Citrus sorbet. A palate-cleansing, pared-down show-stopper of grapefruit and orange sorbet.

3. Entree. Seared Sonoma Farms duck breast with toy-box tomatoes, watermelon and Padron salsa, romano beans and duck demi glace. Beast sets off the duck with a surprising summer salad that mixed watermelons and jalepenos and topped it with a parsley, mint and macerated shallot chutney (macerated: that’s soaked overnight in vinegar to us).

4. Salad. Gathering Together summer greens, marinated summer chanterelles, fresh corn and fromage blanc. The greens were from a farm in Philomath, the chanterelles from Oregon. I’m a salad snob and prefer my meaty chanterelles cooked a bit in butter or oil, so this one was the low-point of the courses.

5. Cheese Plate. Lucky Adam. My life has gotten worse since I got pregnant and learned I have to give up unpasteurized cheeses, such as these, from Steve’s Cheese in Portland. Adam’s life has clearly gotten better, since he regularly gets my share.
Beast serves the cheese course with candied hazelnuts, a green fig drizzled with local honey, and homemade thyme and fleur de sel shortbreads.

6. Dessert. Now, my German host mother Sabine always used to say that “Käse schliesst den Magen!” (Cheese closes the stomach!). Having spent much time in France herself, she is accustomed to a post-dinner cheese course to seal the deal. I had no cheese at all last Saturday night (wah wah wah), so I found it simple task to tackle Beast’s finale, a peach and summer berry trifle with lemon sponge cake and vanilla bean whipped cream.

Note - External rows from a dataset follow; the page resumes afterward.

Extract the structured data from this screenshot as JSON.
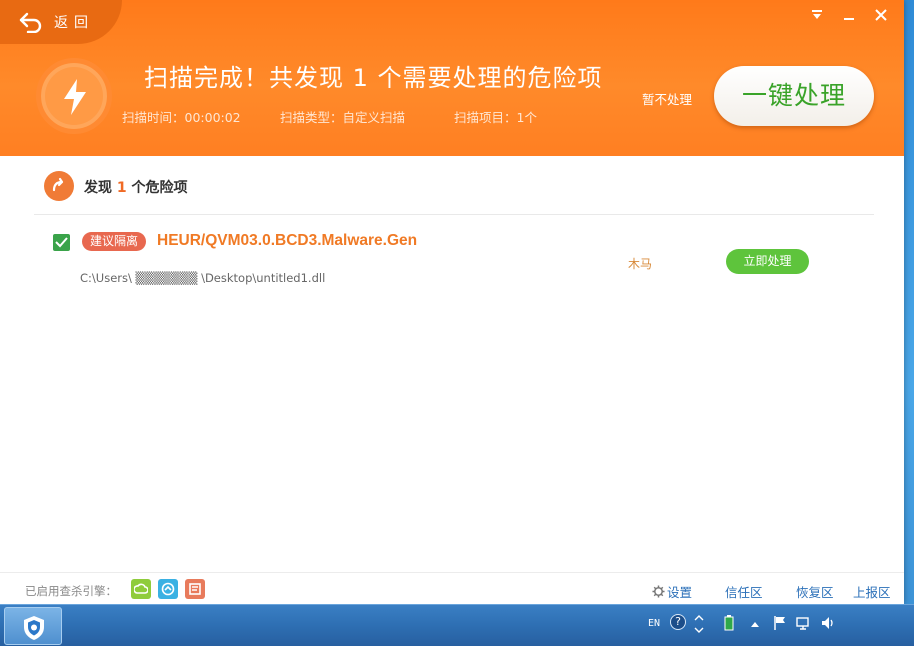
{
  "header": {
    "back_label": "返回",
    "title": "扫描完成！共发现 1 个需要处理的危险项",
    "scan_time": "扫描时间：00:00:02",
    "scan_type": "扫描类型：自定义扫描",
    "scan_items": "扫描项目：1个",
    "skip_label": "暂不处理",
    "one_click_label": "一键处理",
    "window_controls": [
      "menu-icon",
      "minimize-icon",
      "close-icon"
    ]
  },
  "results": {
    "heading_prefix": "发现",
    "heading_count": "1",
    "heading_suffix": "个危险项",
    "items": [
      {
        "badge": "建议隔离",
        "name": "HEUR/QVM03.0.BCD3.Malware.Gen",
        "path": "C:\\Users\\  ▒▒▒▒▒▒▒  \\Desktop\\untitled1.dll",
        "type": "木马",
        "action": "立即处理",
        "checked": true
      }
    ]
  },
  "footer": {
    "engines_label": "已启用查杀引擎：",
    "engines": [
      "cloud-engine-icon",
      "qvm-engine-icon",
      "kill-engine-icon"
    ],
    "settings": "设置",
    "trust_zone": "信任区",
    "restore_zone": "恢复区",
    "report_zone": "上报区"
  },
  "taskbar": {
    "language": "EN",
    "help": "?"
  },
  "colors": {
    "header_orange": "#ff7f22",
    "accent_green": "#5ec43c",
    "threat_orange": "#f07a25",
    "badge_red": "#e8684f",
    "link_blue": "#2a6fb8"
  }
}
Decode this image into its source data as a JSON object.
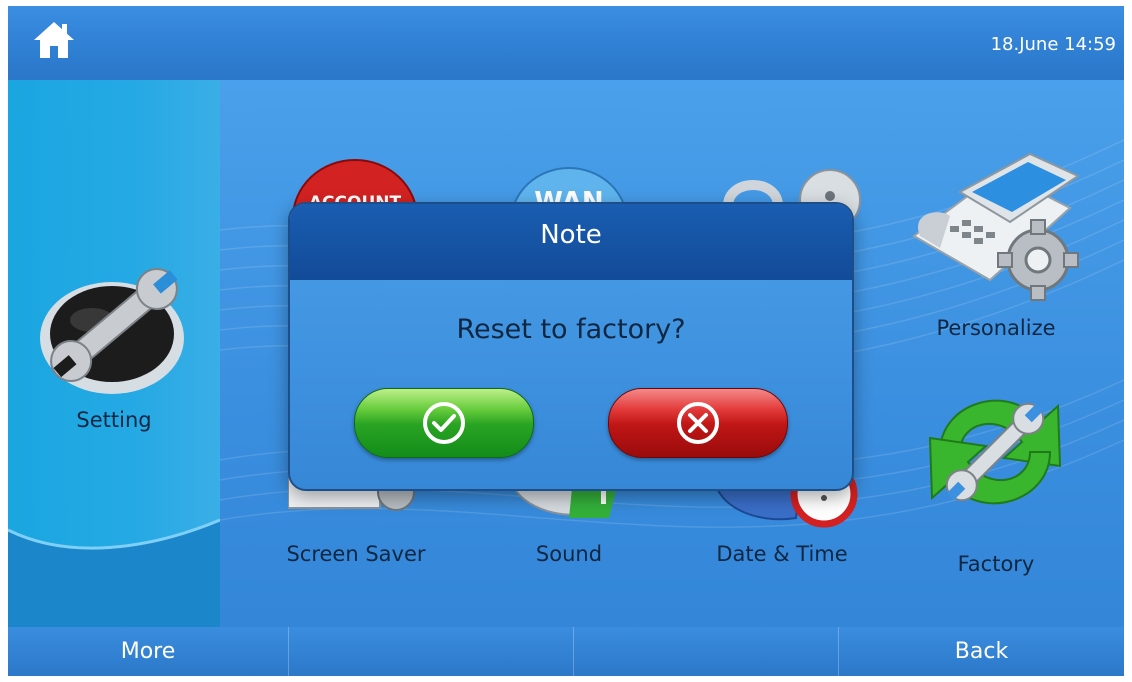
{
  "header": {
    "datetime": "18.June 14:59",
    "home_icon": "home-icon"
  },
  "sidebar": {
    "label": "Setting",
    "icon": "wrench-icon"
  },
  "tiles": [
    {
      "name": "account",
      "icon": "account-icon",
      "badge": "ACCOUNT"
    },
    {
      "name": "wan",
      "icon": "globe-icon",
      "badge": "WAN"
    },
    {
      "name": "security",
      "icon": "lock-icon"
    },
    {
      "name": "personalize",
      "label": "Personalize",
      "icon": "desk-phone-gear-icon"
    },
    {
      "name": "screen-saver",
      "label": "Screen Saver",
      "icon": "screen-gear-icon"
    },
    {
      "name": "sound",
      "label": "Sound",
      "icon": "speaker-icon"
    },
    {
      "name": "date-time",
      "label": "Date & Time",
      "icon": "clock-icon"
    },
    {
      "name": "factory",
      "label": "Factory",
      "icon": "refresh-wrench-icon"
    }
  ],
  "dialog": {
    "title": "Note",
    "message": "Reset to factory?",
    "confirm_icon": "check-circle-icon",
    "cancel_icon": "x-circle-icon"
  },
  "bottombar": {
    "left": "More",
    "right": "Back"
  },
  "colors": {
    "accent_blue": "#2f82d6",
    "dialog_header": "#124b98",
    "confirm_green": "#2aa423",
    "cancel_red": "#c01616"
  }
}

See that little monkey in the back? That’s the little girl whose parents brought her along for this ride. If you can believe it, she sat quietly and played by herself with toys from her mother’s grab-bag of wonders the whole three hours without making more than a peep while he parents cooed and talked to her in Arabic and Japanese, their native languages.
Nearly a week after we got fed by the Beast, I am still amazed, not just by the food, the attentive service, the overall sexiness of meat, and the lingering memories of a meal well had, but by this little being, who has given me hope that my restaurant adventures won’t be over in five months.
Then again, I’m having a little dude.